The trial judge should have reflected that in his selection of the punishment part, it was submitted, though counsel accepted that the trial judge was not provided with any evidence of vulnerability of the appellant in a prison setting in the evidence.
However, the appeal judges noted that at the end of the trial, after the Crown moved for sentence and submitted a schedule of previous convictions and victim statement forms, the solicitor advocate then instructed to represent the appellant made no submissions in mitigation.
They also noted that no submission was made to the trial judge that the appellant was, because of her gender reassignment and mental health problems, more vulnerable within the prison environment.
Explaining the court’s reasons for refusing the appeal, Lady Clark of Calton said: “The trial judge considered that the evidence demonstrated that the considerable violence was not spontaneous, and included a total of 29 stab wounds. He concluded that the appellant intended to use extreme violence and we consider that he was entitled to do so.
“The trial judge did not ignore or fail to give relevant weight to her personal circumstances, including her psychiatric history. The appellant’s history of mental and personality disorders and her involvement with medical and psychiatric professionals were explored in detail at the trial and did not persuade the jury that she was of diminished responsibility at the relevant time.
“The starting point for the trial judge was, accordingly, that the appellant was to be sentenced on the basis that she was as responsible for the death of the deceased as any other person convicted of murder.”

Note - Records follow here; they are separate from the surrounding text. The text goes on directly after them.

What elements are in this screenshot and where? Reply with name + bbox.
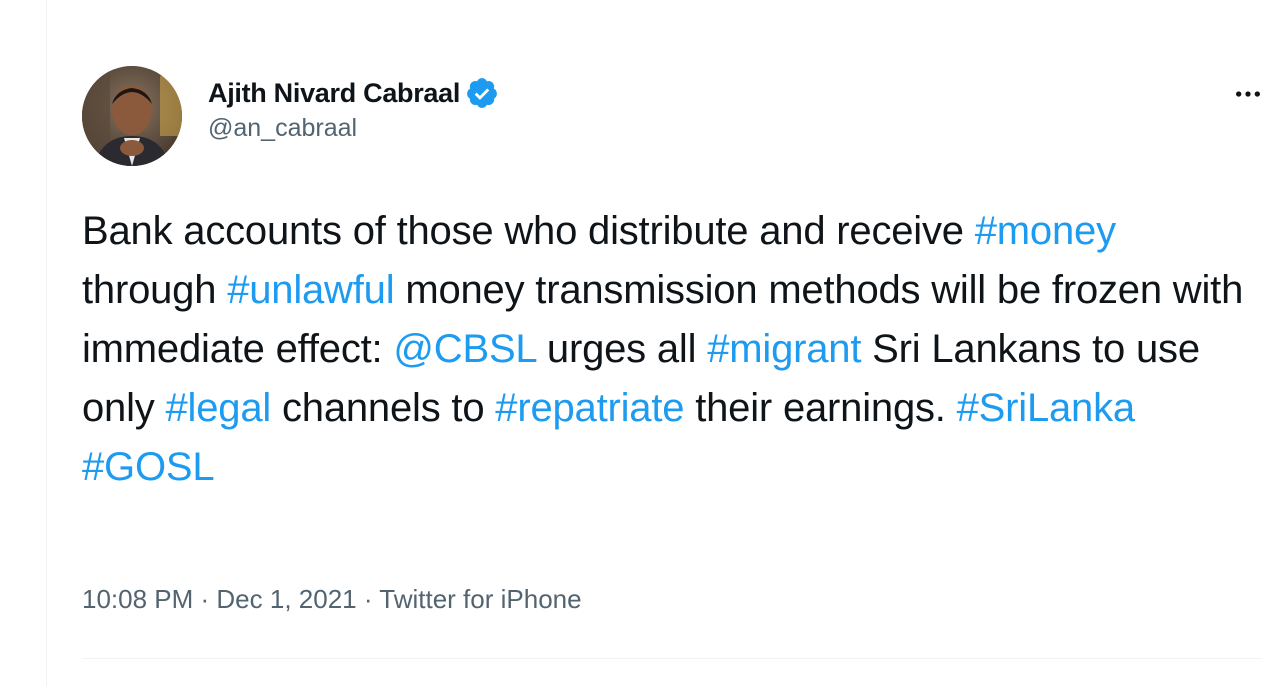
avatar-image <box>82 66 182 166</box>
meta-separator: · <box>193 584 217 614</box>
tweet-text-segment: their earnings. <box>684 386 957 430</box>
hashtag-link[interactable]: #repatriate <box>495 386 684 430</box>
author-handle[interactable]: @an_cabraal <box>208 114 499 143</box>
hashtag-link[interactable]: #SriLanka <box>957 386 1136 430</box>
hashtag-link[interactable]: #unlawful <box>227 268 394 312</box>
author-display-name[interactable]: Ajith Nivard Cabraal <box>208 78 460 109</box>
more-options-button[interactable] <box>1228 74 1268 114</box>
mention-link[interactable]: @CBSL <box>393 327 536 371</box>
tweet-page: Ajith Nivard Cabraal @an_cabraal Bank ac… <box>0 0 1280 686</box>
tweet-text-segment: channels to <box>271 386 496 430</box>
column-border <box>46 0 47 686</box>
more-dots-icon <box>1236 91 1260 97</box>
tweet-text-segment: Bank accounts of those who distribute an… <box>82 209 975 253</box>
tweet-header: Ajith Nivard Cabraal @an_cabraal <box>82 66 1262 166</box>
meta-separator: · <box>356 584 380 614</box>
hashtag-link[interactable]: #GOSL <box>82 445 215 489</box>
author-info: Ajith Nivard Cabraal @an_cabraal <box>208 76 499 143</box>
avatar[interactable] <box>82 66 182 166</box>
verified-badge-icon <box>465 76 499 110</box>
tweet-time[interactable]: 10:08 PM <box>82 584 193 614</box>
hashtag-link[interactable]: #legal <box>166 386 272 430</box>
tweet: Ajith Nivard Cabraal @an_cabraal Bank ac… <box>82 66 1262 614</box>
tweet-text: Bank accounts of those who distribute an… <box>82 202 1252 497</box>
tweet-text-segment: urges all <box>536 327 708 371</box>
name-row: Ajith Nivard Cabraal <box>208 76 499 110</box>
tweet-text-segment: through <box>82 268 228 312</box>
divider <box>82 658 1262 659</box>
tweet-source: Twitter for iPhone <box>379 584 582 614</box>
hashtag-link[interactable]: #migrant <box>707 327 861 371</box>
tweet-date[interactable]: Dec 1, 2021 <box>216 584 356 614</box>
tweet-meta: 10:08 PM · Dec 1, 2021 · Twitter for iPh… <box>82 584 582 615</box>
hashtag-link[interactable]: #money <box>975 209 1116 253</box>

The judges added that there were cases where the impact of imprisonment could be considered particularly severe and the punishment part may be mitigated to some extent due to a person’s personal circumstances.
“However, there was nothing placed before the trial judge which could have justified such an approach and there is nothing in the new information put before us to support the assertion that the appellant’s gender reassignment and / or the state of her mental health will increase her vulnerability in prison,” Lady Clark added.
The judges concluded that punishment part imposed was “necessary to satisfy the requirements for retribution and deterrence”.
Delivering the opinion of the court, Lady Clark said: “We consider that the circumstances of this case, including the number of knife wounds, the location and depth of the wounds, the sustained brutality of the unprovoked attack to a defenceless victim locked in her house by the appellant, the absence of remorse and the appellant’s previous criminal record clearly demonstrate that the punishment part selected by the trial judge is not excessive.”